Oh la vache la vache la
vache !!!
Il
a tourné la tête vers moi et je me suis planqué dans le rayon bio.
Oh la vache la vache la
vache !!!
J’ai
fais semblant de m’intéresser à un riz équitable hors de prix. J’ai rarement vu
un type qui dégage ça. Merde, comment c’est possible de faire des trucs comme
ça avec des yeux ? Pourquoi je rencontre toujours des types dans des
endroits glauques ? Néons, cadis, produits dégueus dans tous les sens.
Société de consommation de merde !
Tu serais né dans une société de
chasseur cueilleur, c’est dans la forêt que tu l’aurais traqué ton mec. Ca
aurai eut une autre gueule quand même.
Je l’ai suivi
dans le rayon des brosses à dents. Il en a pris une bleue et rouge avec tête
rotative et brosse à langue. Sophistiqué : j’adore. J’ai imaginé sa langue
et sa bouche, je mouillais carrément. La vache ! J’ai pris un truc pas
cher pour me calmer et je me suis envoyé tout le rayon surgelé pour être sur de
pas lui sauté dessus. Il y a certaines situations qu’il ne faut pas sous-estimer.
On peut jamais être complètement à l’abri des ces pulsions embarrassantes. Vous
savez, celles qui vous malmènent par le bout du nez. Je me sentais comme une
ânesse, avec le cul de ce type comme carotte. Parole. Je l’ai rattrapé dans un
rayon de truc de conserve.
Trouve un truc intelligent à lui
dire, trouve un truc intelligent à lui dire !!!
Lui parler, lui parler.
Calmement, ça va bien se passer. T’en a vu d’autre aller, accroche toi. Compte
jusqu’à trois…
Respire…
Voiiiilà. Calme toi…
Respire…
-Salut. Ca roule ?
C’est con ce que tu dis là, complètement
con… Trouve autre chose. Vite. Je réfléchissais à toute allure entre les
conserves de maquereau et les boîtes de thon. Putain d’odeur, j’arrivais pas à
me concentrer sur un truc intelligent. Merde merde merde…
Respire…
J’ai croisé
tous mes doigts entre eux et j’ai eut un mal de chien à les démêler. L’odeur de
poissons me prenait à la gorge et je respirais à toute vitesse pour réussir à
chopper un peu d’air sain. J’étais dans un état pas possible, mes mains étaient
sèches comme des bambous. Je n’arrêtais pas de les tordre comme une damnée.
-Ca va oui. Tu cherche un
truc ?
Oh la vache, oh la vache. Il me
parle. Vite vite répond. Aller !
-Euh non ! non, je cherche
rien de spécial. Je fais mes courses, voilà tout. Enfin, tu vois bien que je
fais mes courses. Hein ? Oui enfin je veux dire on est dans un super
marché. Quoi d’autre ?
Putain, t’es nulle.
-Ok.
Il se casse Il se casse rattrape
Le ! bouge tes fesses !
A
partir de ce jour, j’ai détesté les magasins de bouffe : mes talons
claquaient à toute vitesse sur le carrelage et la roue de mon cadi couinait
sans arrêt. TAC TAC COUIC TAC TAC COUIC TAC TAC COUIC.
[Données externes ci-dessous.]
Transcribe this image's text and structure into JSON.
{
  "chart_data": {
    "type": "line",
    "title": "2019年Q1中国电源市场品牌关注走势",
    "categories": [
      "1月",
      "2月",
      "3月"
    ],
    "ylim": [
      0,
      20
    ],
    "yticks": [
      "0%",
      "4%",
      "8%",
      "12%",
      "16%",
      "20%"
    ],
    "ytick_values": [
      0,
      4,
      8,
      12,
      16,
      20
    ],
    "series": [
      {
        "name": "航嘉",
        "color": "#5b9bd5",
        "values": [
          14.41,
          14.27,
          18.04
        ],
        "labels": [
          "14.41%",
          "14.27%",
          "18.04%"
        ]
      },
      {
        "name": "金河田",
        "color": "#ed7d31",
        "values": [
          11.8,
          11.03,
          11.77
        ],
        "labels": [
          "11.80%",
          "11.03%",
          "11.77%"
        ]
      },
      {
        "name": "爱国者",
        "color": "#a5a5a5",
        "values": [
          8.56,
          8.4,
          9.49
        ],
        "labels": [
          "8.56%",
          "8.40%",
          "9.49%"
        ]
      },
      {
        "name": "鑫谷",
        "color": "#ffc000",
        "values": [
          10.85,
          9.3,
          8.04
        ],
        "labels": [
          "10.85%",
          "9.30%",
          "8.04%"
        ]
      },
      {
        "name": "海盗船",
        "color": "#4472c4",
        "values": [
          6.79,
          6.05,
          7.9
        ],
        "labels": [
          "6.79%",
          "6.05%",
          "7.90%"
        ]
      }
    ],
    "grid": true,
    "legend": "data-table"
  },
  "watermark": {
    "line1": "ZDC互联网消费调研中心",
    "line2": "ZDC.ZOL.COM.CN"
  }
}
Arrête le massacre Julie arrête.
TAC TAC COUIC TAC TAC COUIC
tout le monde te regarde ma fille
arrête tout de suite. Tu vas pas courir derrière un Type dans un super marché.
Quand même…
Et
bien si ! J’ai balancé mes talons dans le cadi et j’ai laissé le chariot
en plein milieu de l’allée.
-Attends ! Attends !
S’il te plaît, attends un peu.
J’ai
rattrapé le mec devant le rayon de lingerie.
Qu’est ce qu’il fout là ?
Peut importe. Concentre toi ma vieille, concentre toi.
-Euh oui attends. En fait si.
D’accord, ok, je cherche quelque chose. Alors voilà, je cherche à attirer ton attention.
Ouais, voilà, tu me plais.
…
C’est
après coup, que j’ai réalisé que c’était un peu direct. J’avais connu pas mal
de mec dans ma vie. Des types biens, comme des connards finis. J’en avais pas
tiré grand chose juste deux trois trucs d’ordre général sur les mecs. Et ne
jamais dire un truc brutalement à un garçon faisait partis de ces choses là.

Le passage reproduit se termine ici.